I’ve been immensely critical of what schools are offering in terms of their careers and university advice and I’m absolutely sure that is right. The facts back up the view but more importantly pretty much every students I’ve ever spoken to has had a negative experience. They range from ‘meh’ to actively endangering student welfare. Embarking on a degree, an apprenticeship, a graduate scheme, going straight into work shouldn’t be a Heath Robinson gimcrack affair that ultimately fails at the first hurdle. Obviously the drop out rate from university offers at least some evidence that schools are failing in their attempts to provide decent careers advice. https://edducan.blog/2017/07/19/why-dropping-out-of-university-is-the-inevitable-result-of-bad-advice/ All the powers that be are scrabbling around trying to find a way to prevent people dropping out rather than exploring why, they are looking at their socio-economic factors, race, prejudice, cost and so on but actually it may just be that a bunch of people were corralled unthinkingly into courses that actually won’t take them where they want to go.

Which is why it’s important to find your special purpose. Statistically you will spend more of your waking life at work, with your colleagues than you will at home with your family or friends. If you’re going to do something for 40 plus years make sure it’s something that matters to you, that you can take pride and pleasure in. I won’t be prescriptive, nothing has any value but that which you place upon it.
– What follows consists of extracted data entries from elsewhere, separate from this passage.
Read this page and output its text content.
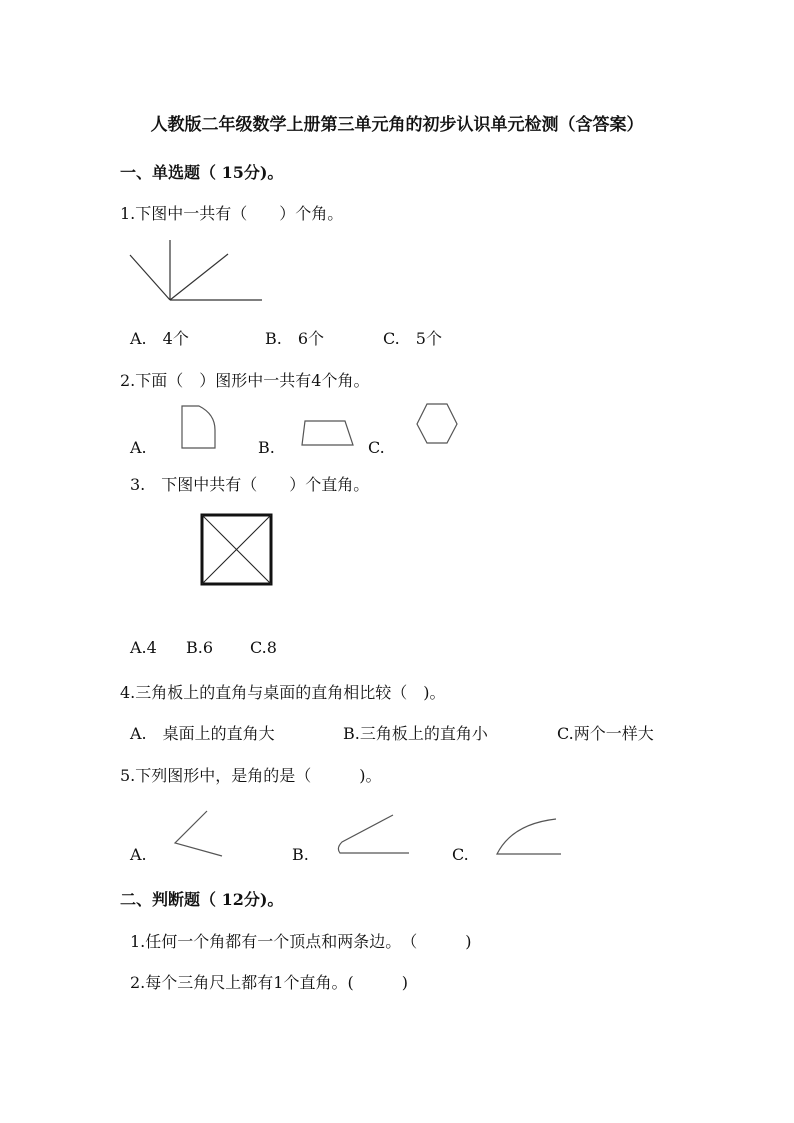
人教版二年级数学上册第三单元角的初步认识单元检测（含答案）
一、单选题（ 15分)。
1.下图中一共有（　　）个角。
A.　4个	B.　6个	C.　5个
2.下面（　）图形中一共有4个角。
A.	B.	C.
3.　下图中共有（　　）个直角。
A.4 B.6 C.8
4.三角板上的直角与桌面的直角相比较（　)。
A.　桌面上的直角大	B.三角板上的直角小	C.两个一样大
5.下列图形中，是角的是（　　　)。
A.	B.	C.
二、判断题（ 12分)。
1.任何一个角都有一个顶点和两条边。　（　　　)
2.每个三角尺上都有1个直角。(　　　)
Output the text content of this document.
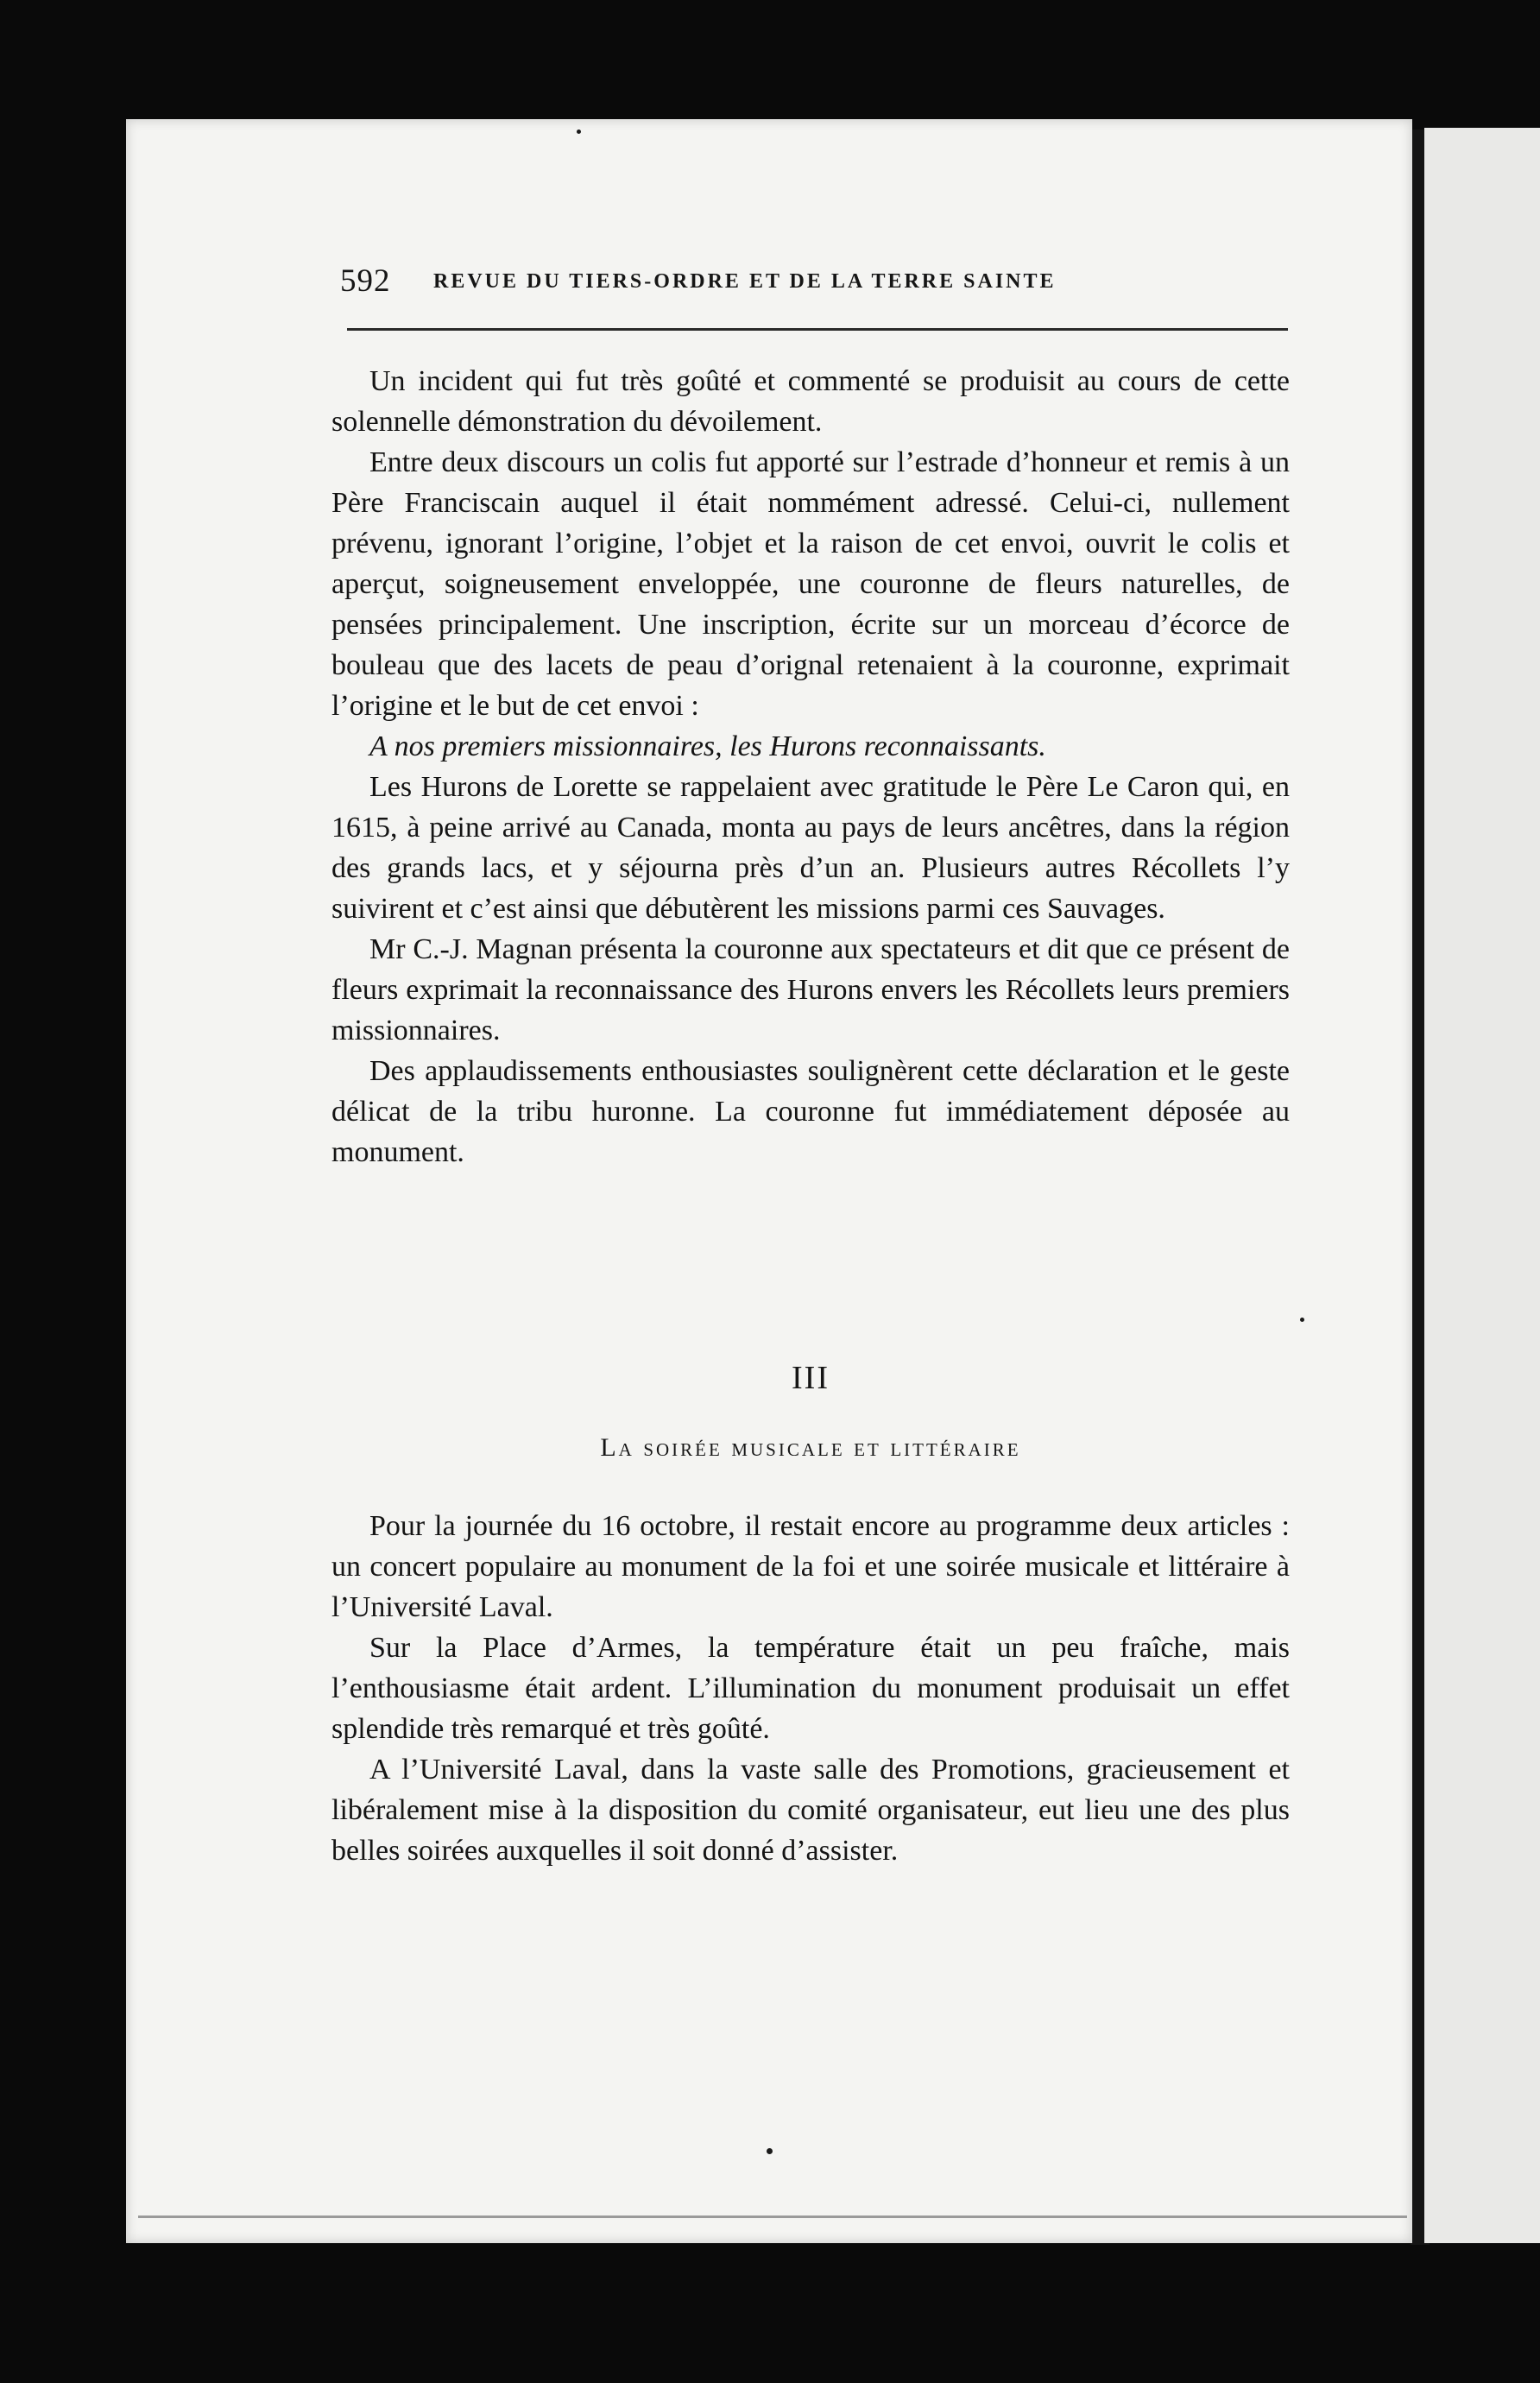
592 REVUE DU TIERS-ORDRE ET DE LA TERRE SAINTE

Un incident qui fut très goûté et commenté se produisit au cours de cette solennelle démonstration du dévoilement.

Entre deux discours un colis fut apporté sur l’estrade d’honneur et remis à un Père Franciscain auquel il était nommément adressé. Celui-ci, nullement prévenu, ignorant l’origine, l’objet et la raison de cet envoi, ouvrit le colis et aperçut, soigneusement enveloppée, une couronne de fleurs naturelles, de pensées principalement. Une inscription, écrite sur un morceau d’écorce de bouleau que des lacets de peau d’orignal retenaient à la couronne, exprimait l’origine et le but de cet envoi :

A nos premiers missionnaires, les Hurons reconnaissants.

Les Hurons de Lorette se rappelaient avec gratitude le Père Le Caron qui, en 1615, à peine arrivé au Canada, monta au pays de leurs ancêtres, dans la région des grands lacs, et y séjourna près d’un an. Plusieurs autres Récollets l’y suivirent et c’est ainsi que débutèrent les missions parmi ces Sauvages.

Mr C.-J. Magnan présenta la couronne aux spectateurs et dit que ce présent de fleurs exprimait la reconnaissance des Hurons envers les Récollets leurs premiers missionnaires.

Des applaudissements enthousiastes soulignèrent cette déclaration et le geste délicat de la tribu huronne. La couronne fut immédiatement déposée au monument.

III
La soirée musicale et littéraire

Pour la journée du 16 octobre, il restait encore au programme deux articles : un concert populaire au monument de la foi et une soirée musicale et littéraire à l’Université Laval.

Sur la Place d’Armes, la température était un peu fraîche, mais l’enthousiasme était ardent. L’illumination du monument produisait un effet splendide très remarqué et très goûté.

A l’Université Laval, dans la vaste salle des Promotions, gracieusement et libéralement mise à la disposition du comité organisateur, eut lieu une des plus belles soirées auxquelles il soit donné d’assister.
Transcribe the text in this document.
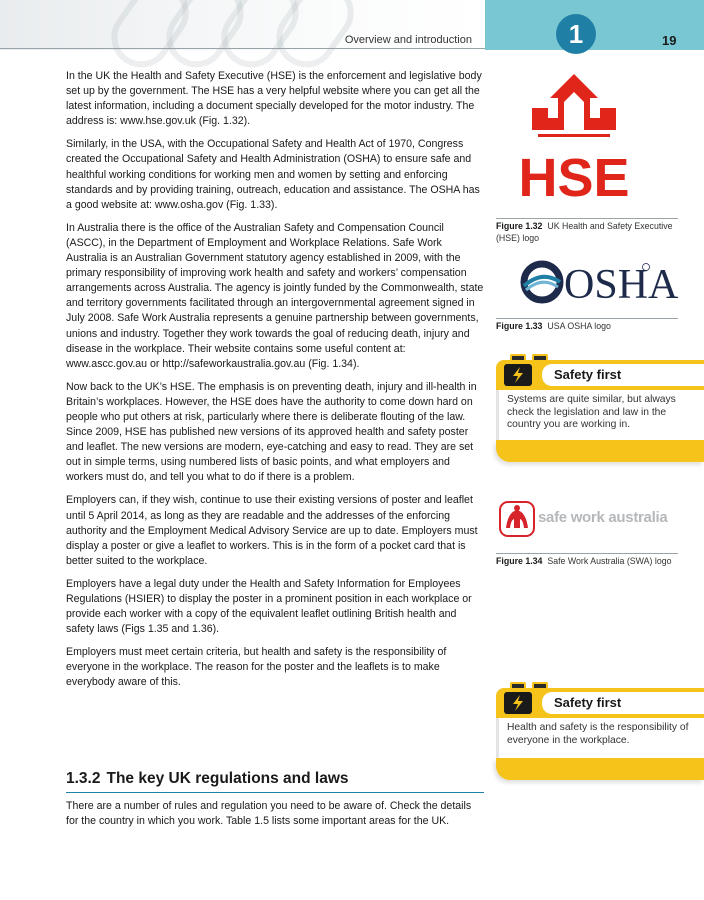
Overview and introduction	1	19

In the UK the Health and Safety Executive (HSE) is the enforcement and legislative body set up by the government. The HSE has a very helpful website where you can get all the latest information, including a document specially developed for the motor industry. The address is: www.hse.gov.uk (Fig. 1.32).

Similarly, in the USA, with the Occupational Safety and Health Act of 1970, Congress created the Occupational Safety and Health Administration (OSHA) to ensure safe and healthful working conditions for working men and women by setting and enforcing standards and by providing training, outreach, education and assistance. The OSHA has a good website at: www.osha.gov (Fig. 1.33).

In Australia there is the office of the Australian Safety and Compensation Council (ASCC), in the Department of Employment and Workplace Relations. Safe Work Australia is an Australian Government statutory agency established in 2009, with the primary responsibility of improving work health and safety and workers’ compensation arrangements across Australia. The agency is jointly funded by the Commonwealth, state and territory governments facilitated through an intergovernmental agreement signed in July 2008. Safe Work Australia represents a genuine partnership between governments, unions and industry. Together they work towards the goal of reducing death, injury and disease in the workplace. Their website contains some useful content at: www.ascc.gov.au or http://safeworkaustralia.gov.au (Fig. 1.34).

Now back to the UK’s HSE. The emphasis is on preventing death, injury and ill-health in Britain’s workplaces. However, the HSE does have the authority to come down hard on people who put others at risk, particularly where there is deliberate flouting of the law. Since 2009, HSE has published new versions of its approved health and safety poster and leaflet. The new versions are modern, eye-catching and easy to read. They are set out in simple terms, using numbered lists of basic points, and what employers and workers must do, and tell you what to do if there is a problem.

Employers can, if they wish, continue to use their existing versions of poster and leaflet until 5 April 2014, as long as they are readable and the addresses of the enforcing authority and the Employment Medical Advisory Service are up to date. Employers must display a poster or give a leaflet to workers. This is in the form of a pocket card that is better suited to the workplace.

Employers have a legal duty under the Health and Safety Information for Employees Regulations (HSIER) to display the poster in a prominent position in each workplace or provide each worker with a copy of the equivalent leaflet outlining British health and safety laws (Figs 1.35 and 1.36).

Employers must meet certain criteria, but health and safety is the responsibility of everyone in the workplace. The reason for the poster and the leaflets is to make everybody aware of this.

1.3.2 The key UK regulations and laws

There are a number of rules and regulation you need to be aware of. Check the details for the country in which you work. Table 1.5 lists some important areas for the UK.

HSE
Figure 1.32 UK Health and Safety Executive (HSE) logo
OSHA
Figure 1.33 USA OSHA logo
Safety first
Systems are quite similar, but always check the legislation and law in the country you are working in.
safe work australia
Figure 1.34 Safe Work Australia (SWA) logo
Safety first
Health and safety is the responsibility of everyone in the workplace.
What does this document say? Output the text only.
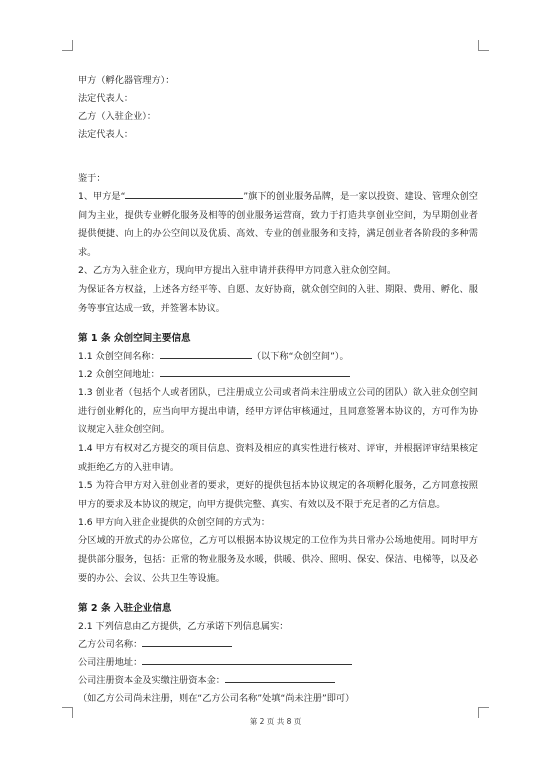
甲方（孵化器管理方）：

法定代表人：

乙方（入驻企业）：

法定代表人：

鉴于：

1、甲方是“	”旗下的创业服务品牌，是一家以投资、建设、管理众创空间为主业，提供专业孵化服务及相等的创业服务运营商，致力于打造共享创业空间，为早期创业者提供便捷、向上的办公空间以及优质、高效、专业的创业服务和支持，满足创业者各阶段的多种需求。

2、乙方为入驻企业方，现向甲方提出入驻申请并获得甲方同意入驻众创空间。

为保证各方权益，上述各方经平等、自愿、友好协商，就众创空间的入驻、期限、费用、孵化、服务等事宜达成一致，并签署本协议。

第 1 条 众创空间主要信息

1.1 众创空间名称：	（以下称“众创空间”）。

1.2 众创空间地址：

1.3 创业者（包括个人或者团队，已注册成立公司或者尚未注册成立公司的团队）欲入驻众创空间进行创业孵化的，应当向甲方提出申请，经甲方评估审核通过，且同意签署本协议的，方可作为协议规定入驻众创空间。

1.4 甲方有权对乙方提交的项目信息、资料及相应的真实性进行核对、评审，并根据评审结果核定或拒绝乙方的入驻申请。

1.5 为符合甲方对入驻创业者的要求，更好的提供包括本协议规定的各项孵化服务，乙方同意按照甲方的要求及本协议的规定，向甲方提供完整、真实、有效以及不限于充足者的乙方信息。

1.6 甲方向入驻企业提供的众创空间的方式为：

分区域的开放式的办公席位，乙方可以根据本协议规定的工位作为共日常办公场地使用。同时甲方提供部分服务，包括：正常的物业服务及水暖，供暖、供冷、照明、保安、保洁、电梯等，以及必要的办公、会议、公共卫生等设施。

第 2 条 入驻企业信息

2.1 下列信息由乙方提供，乙方承诺下列信息属实：

乙方公司名称：

公司注册地址：

公司注册资本金及实缴注册资本金：

（如乙方公司尚未注册，则在“乙方公司名称”处填“尚未注册”即可）

第 2 页 共 8 页
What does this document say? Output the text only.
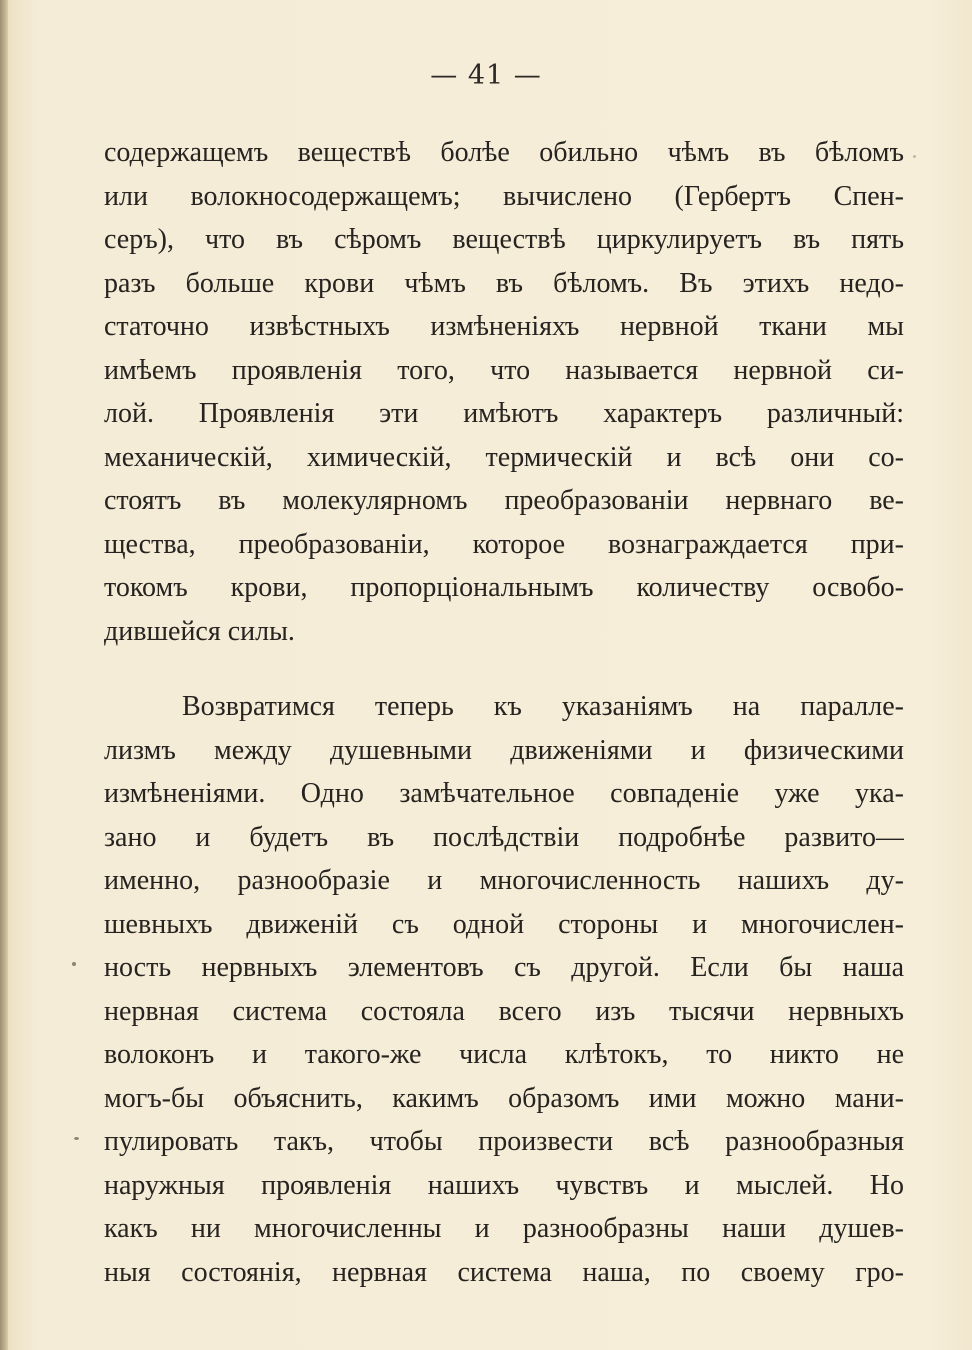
— 41 —
содержащемъ веществѣ болѣе обильно чѣмъ въ бѣломъ
или волокносодержащемъ; вычислено (Гербертъ Спен-
серъ), что въ сѣромъ веществѣ циркулируетъ въ пять
разъ больше крови чѣмъ въ бѣломъ. Въ этихъ недо-
статочно извѣстныхъ измѣненіяхъ нервной ткани мы
имѣемъ проявленія того, что называется нервной си-
лой. Проявленія эти имѣютъ характеръ различный:
механическій, химическій, термическій и всѣ они со-
стоятъ въ молекулярномъ преобразованіи нервнаго ве-
щества, преобразованіи, которое вознаграждается при-
токомъ крови, пропорціональнымъ количеству освобо-
дившейся силы.
Возвратимся теперь къ указаніямъ на паралле-
лизмъ между душевными движеніями и физическими
измѣненіями. Одно замѣчательное совпаденіе уже ука-
зано и будетъ въ послѣдствіи подробнѣе развито—
именно, разнообразіе и многочисленность нашихъ ду-
шевныхъ движеній съ одной стороны и многочислен-
ность нервныхъ элементовъ съ другой. Если бы наша
нервная система состояла всего изъ тысячи нервныхъ
волоконъ и такого-же числа клѣтокъ, то никто не
могъ-бы объяснить, какимъ образомъ ими можно мани-
пулировать такъ, чтобы произвести всѣ разнообразныя
наружныя проявленія нашихъ чувствъ и мыслей. Но
какъ ни многочисленны и разнообразны наши душев-
ныя состоянія, нервная система наша, по своему гро-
If a living can be made mentoring Mongolian throat singers and you want to make that the focus of your life’s work then have at it.
As we go into the summer holidays alongside getting work experience that will enhance your CV, bolster your application or personal statement, you should be thinking about what aspects of that work experience really speak to you. If you always thought you wanted to work within the law, try and get exposure to a range of ways of practicing it. Is it advocacy you are after, is it the minutiae of case law and contractual disputes, is it in trying to help kids, prisoners, charities? Do you want to be a ruthless divorce lawyer who empties rich people’s pockets? Whatever it is you think you want to do, find out if you really do.
The greatest value work experience can offer is that it allows you to sample, canapé-like, a range of professions in a consequence free environment. It allows you to explore what you want to do and who you want to be. If that’s not worth dragging yourself off the sofa for then I don’t know what is.